Using Changeset Descriptions as a Data Source to Assist Feature Location
Muslim Chochlov, Michael English, Jim Buckley
TL;DR
This paper introduces ACIR, a feature-location technique that leverages changeset descriptions from version control as the lexical basis for annotating software artifacts. By partitioning code into artifacts (file or method level) and aggregating relevant changeset texts (most recent or all), ACIR builds an IR corpus indexed with Lucene under a Vector Space Model. An empirical study on Rhino and Mylyn.Tasks assesses efficiency, granularity effects, and changeset-range influence using reenactment of change requests and standard IR metrics (MAP, MRR, effectiveness). Findings show ACIR is competitive with existing text-based FLTs, with method-level granularity reducing developer effort up to 64% and changeset-range impact depending on the project’s history. The work highlights the potential of changeset descriptions as a viable data source for FLT and outlines directions for scaling, evolution-aware selection, and integration with other FL approaches.
Abstract
Feature location attempts to assist developers in discovering functionality in source code. Many textual feature location techniques utilize information retrieval and rely on comments and identifiers of source code to describe software entities.
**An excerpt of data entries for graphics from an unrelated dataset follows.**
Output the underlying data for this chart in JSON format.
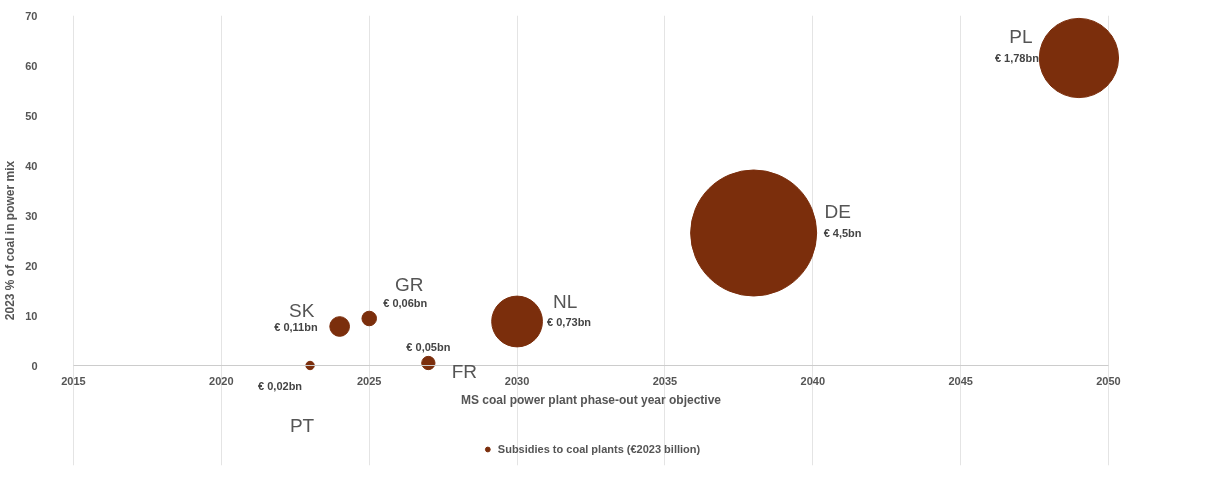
{
  "chart_data": {
    "type": "bubble",
    "xlabel": "MS coal power plant phase-out year objective",
    "ylabel": "2023 % of coal in power mix",
    "x": [
      2023,
      2024,
      2025,
      2027,
      2030,
      2038,
      2049
    ],
    "series": [
      {
        "name": "Subsidies to coal plants (€2023 billion)",
        "color": "#7b2e0c",
        "values": [
          0,
          7.8,
          9.4,
          0.5,
          8.8,
          26.5,
          61.5
        ],
        "sizes": [
          0.02,
          0.11,
          0.06,
          0.05,
          0.73,
          4.5,
          1.78
        ],
        "value_labels": [
          "€ 0,02bn",
          "€ 0,11bn",
          "€ 0,06bn",
          "€ 0,05bn",
          "€ 0,73bn",
          "€ 4,5bn",
          "€ 1,78bn"
        ]
      }
    ],
    "annotations": [
      {
        "text": "PT",
        "x": 2023,
        "y": 0
      },
      {
        "text": "SK",
        "x": 2024,
        "y": 7.8
      },
      {
        "text": "GR",
        "x": 2025,
        "y": 9.4
      },
      {
        "text": "FR",
        "x": 2027,
        "y": 0.5
      },
      {
        "text": "NL",
        "x": 2030,
        "y": 8.8
      },
      "DE",
      {
        "text": "PL",
        "x": 2049,
        "y": 61.5
      }
    ],
    "xlim": [
      2015,
      2050
    ],
    "xticks": [
      2015,
      2020,
      2025,
      2030,
      2035,
      2040,
      2045,
      2050
    ],
    "ylim": [
      0,
      70
    ],
    "yticks": [
      0,
      10,
      20,
      30,
      40,
      50,
      60,
      70
    ],
    "grid": "x",
    "legend": "bottom",
    "marker": "circle"
  }
}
An interesting alternative would be to employ the changeset descriptions of the code altered in that changeset as a data source to describe such software entities. To investigate this we implement a technique utilizing changeset descriptions and conduct an empirical study to observe this technique's overall performance. Moreover, we study how the granularity (i.e. file or method level of software entities) and changeset range inclusion (i.e. most recent or all historical changesets) affect such an approach. The results of a preliminary study with Rhino and Mylyn.Tasks systems suggest that the approach could lead to a potentially efficient feature location technique. They also suggest that it is advantageous in terms of the effort to configure the technique at method level granularity and that older changesets from older systems may reduce the effectiveness of the technique.